Actually, silver is currently cheap, historically speaking. Silver prices cratered in the 1980s, reaching a low of < $5 / ounce in 1992. Here’s a 600 year chart in 1998 dollars:

You can see that in the 19th century, silver was $70 - $100 / ounce in 1998 dollars. You may question how they are calculating “1998 dollars”, but the fact remains that silver is cheaper for us than for our great grandparents. Silver is currently between $13 and $14 / ounce.

What you are referring to was known as “Bi-metallism” or somesuch. The problem vexed the US (and probably other countries) - how to set the exchange ratio between silver and gold. Great Britain in earlier years tapped Sir Isaac Newton to try and determine the optimum ratio, which seemed to hover around 16-to-1 for a long time.
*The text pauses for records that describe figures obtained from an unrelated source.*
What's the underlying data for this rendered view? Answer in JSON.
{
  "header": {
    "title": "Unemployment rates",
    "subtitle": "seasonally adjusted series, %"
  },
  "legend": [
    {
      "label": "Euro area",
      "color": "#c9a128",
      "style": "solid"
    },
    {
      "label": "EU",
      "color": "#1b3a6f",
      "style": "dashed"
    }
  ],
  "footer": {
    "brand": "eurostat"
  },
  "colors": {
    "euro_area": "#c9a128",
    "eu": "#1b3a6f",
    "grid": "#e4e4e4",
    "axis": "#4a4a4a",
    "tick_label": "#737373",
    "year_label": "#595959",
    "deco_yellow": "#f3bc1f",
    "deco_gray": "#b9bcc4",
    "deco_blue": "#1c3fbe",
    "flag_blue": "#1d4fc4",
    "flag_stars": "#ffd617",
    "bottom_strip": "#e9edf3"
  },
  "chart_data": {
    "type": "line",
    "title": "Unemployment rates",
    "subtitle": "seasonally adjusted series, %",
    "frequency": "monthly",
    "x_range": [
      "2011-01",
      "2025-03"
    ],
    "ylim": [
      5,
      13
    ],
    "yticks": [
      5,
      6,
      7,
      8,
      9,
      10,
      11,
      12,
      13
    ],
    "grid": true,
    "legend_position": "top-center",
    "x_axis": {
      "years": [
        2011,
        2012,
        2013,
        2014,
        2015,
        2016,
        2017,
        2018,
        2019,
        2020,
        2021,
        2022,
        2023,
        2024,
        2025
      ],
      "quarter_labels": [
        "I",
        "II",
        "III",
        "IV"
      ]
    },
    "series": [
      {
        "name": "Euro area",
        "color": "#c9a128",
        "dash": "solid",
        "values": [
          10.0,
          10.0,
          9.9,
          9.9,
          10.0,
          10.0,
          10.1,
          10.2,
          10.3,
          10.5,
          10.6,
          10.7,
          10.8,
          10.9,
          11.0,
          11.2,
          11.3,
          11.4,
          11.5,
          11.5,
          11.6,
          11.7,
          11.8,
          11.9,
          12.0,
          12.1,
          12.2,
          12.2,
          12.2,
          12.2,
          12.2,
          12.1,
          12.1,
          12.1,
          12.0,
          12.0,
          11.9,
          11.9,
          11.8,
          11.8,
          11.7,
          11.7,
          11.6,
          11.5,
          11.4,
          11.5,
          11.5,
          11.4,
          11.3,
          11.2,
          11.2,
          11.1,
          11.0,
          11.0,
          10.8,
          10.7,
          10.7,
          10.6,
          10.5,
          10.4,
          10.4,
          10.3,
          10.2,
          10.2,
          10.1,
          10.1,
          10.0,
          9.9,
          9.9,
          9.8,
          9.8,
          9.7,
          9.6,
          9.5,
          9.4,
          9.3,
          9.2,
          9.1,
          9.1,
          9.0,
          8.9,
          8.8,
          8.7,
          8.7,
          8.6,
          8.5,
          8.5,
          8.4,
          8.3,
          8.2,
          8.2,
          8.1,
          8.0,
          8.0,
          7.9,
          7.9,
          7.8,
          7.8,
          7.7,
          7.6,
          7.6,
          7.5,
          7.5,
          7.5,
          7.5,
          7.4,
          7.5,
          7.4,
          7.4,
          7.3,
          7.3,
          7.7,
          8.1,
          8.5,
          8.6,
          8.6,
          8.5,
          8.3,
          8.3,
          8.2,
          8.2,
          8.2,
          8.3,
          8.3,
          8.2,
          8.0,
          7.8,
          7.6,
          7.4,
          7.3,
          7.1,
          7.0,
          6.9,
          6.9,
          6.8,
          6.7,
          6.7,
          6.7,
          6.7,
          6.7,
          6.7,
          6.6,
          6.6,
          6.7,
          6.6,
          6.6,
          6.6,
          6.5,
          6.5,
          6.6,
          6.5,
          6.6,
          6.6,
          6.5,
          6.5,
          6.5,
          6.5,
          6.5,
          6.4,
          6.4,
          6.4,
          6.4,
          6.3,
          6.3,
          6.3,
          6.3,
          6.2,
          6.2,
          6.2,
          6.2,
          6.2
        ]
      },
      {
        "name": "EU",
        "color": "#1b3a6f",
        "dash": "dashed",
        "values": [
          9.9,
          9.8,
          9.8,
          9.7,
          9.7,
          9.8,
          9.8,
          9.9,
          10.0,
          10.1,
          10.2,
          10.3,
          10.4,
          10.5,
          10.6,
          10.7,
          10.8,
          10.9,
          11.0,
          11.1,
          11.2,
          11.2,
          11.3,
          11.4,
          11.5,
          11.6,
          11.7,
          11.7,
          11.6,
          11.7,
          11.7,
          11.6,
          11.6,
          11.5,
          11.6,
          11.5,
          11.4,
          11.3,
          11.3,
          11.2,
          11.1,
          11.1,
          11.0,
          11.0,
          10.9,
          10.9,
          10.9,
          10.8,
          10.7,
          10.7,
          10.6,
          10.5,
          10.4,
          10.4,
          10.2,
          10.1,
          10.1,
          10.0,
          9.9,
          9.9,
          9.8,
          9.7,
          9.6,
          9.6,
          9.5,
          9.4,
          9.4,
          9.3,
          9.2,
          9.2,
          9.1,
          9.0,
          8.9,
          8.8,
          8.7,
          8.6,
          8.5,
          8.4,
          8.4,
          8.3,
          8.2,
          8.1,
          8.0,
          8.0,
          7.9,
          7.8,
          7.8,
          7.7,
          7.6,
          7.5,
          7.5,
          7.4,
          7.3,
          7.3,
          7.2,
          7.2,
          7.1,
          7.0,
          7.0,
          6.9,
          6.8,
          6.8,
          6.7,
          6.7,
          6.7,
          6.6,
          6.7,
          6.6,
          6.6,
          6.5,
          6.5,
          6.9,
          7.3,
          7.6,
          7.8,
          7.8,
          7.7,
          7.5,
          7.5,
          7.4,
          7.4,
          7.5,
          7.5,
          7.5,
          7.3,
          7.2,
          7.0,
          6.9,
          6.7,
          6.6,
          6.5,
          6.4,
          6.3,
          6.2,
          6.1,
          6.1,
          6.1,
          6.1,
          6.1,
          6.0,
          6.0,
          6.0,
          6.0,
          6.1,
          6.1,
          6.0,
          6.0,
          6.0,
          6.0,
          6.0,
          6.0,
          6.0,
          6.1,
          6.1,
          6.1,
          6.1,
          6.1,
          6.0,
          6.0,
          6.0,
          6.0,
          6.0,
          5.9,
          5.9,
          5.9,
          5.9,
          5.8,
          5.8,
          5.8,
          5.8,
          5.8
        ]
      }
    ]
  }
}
For many years the US suffered a lack of smaller coinage and money (hard money, or specie), primarily because of problems setting the exchange rate. In practice this meant that one or the other, silver or gold, would disappear from circulation at certain times, probably leaving the country to be melted due to arbitrage speculation.

Still, large amounts of silver was extracted from Idaho, Nevada, and Colorado - and under legislation passed by congress, staggering amounts of silver had to be bought every month by the government. They minted an awful lot of “Morgan” dollars because of this. They didn’t circulate much in the east, but were highly favored elsewhere. Banks sat on hefty bags of these for decades, until finally disgorged in the 1960’s and 1970s.

For all that, the real problem for debtors was that under earlier legislation - “Crime of '73” lenders were able to specify the terms of repayment - silver or gold, effectively demonetizing silver. I think they (silver dollars) were only “legal tender” in amounts up to $5 ; but for large purchases payments had to be in gold. So Bryan and others were in favor of “easy money” as it were.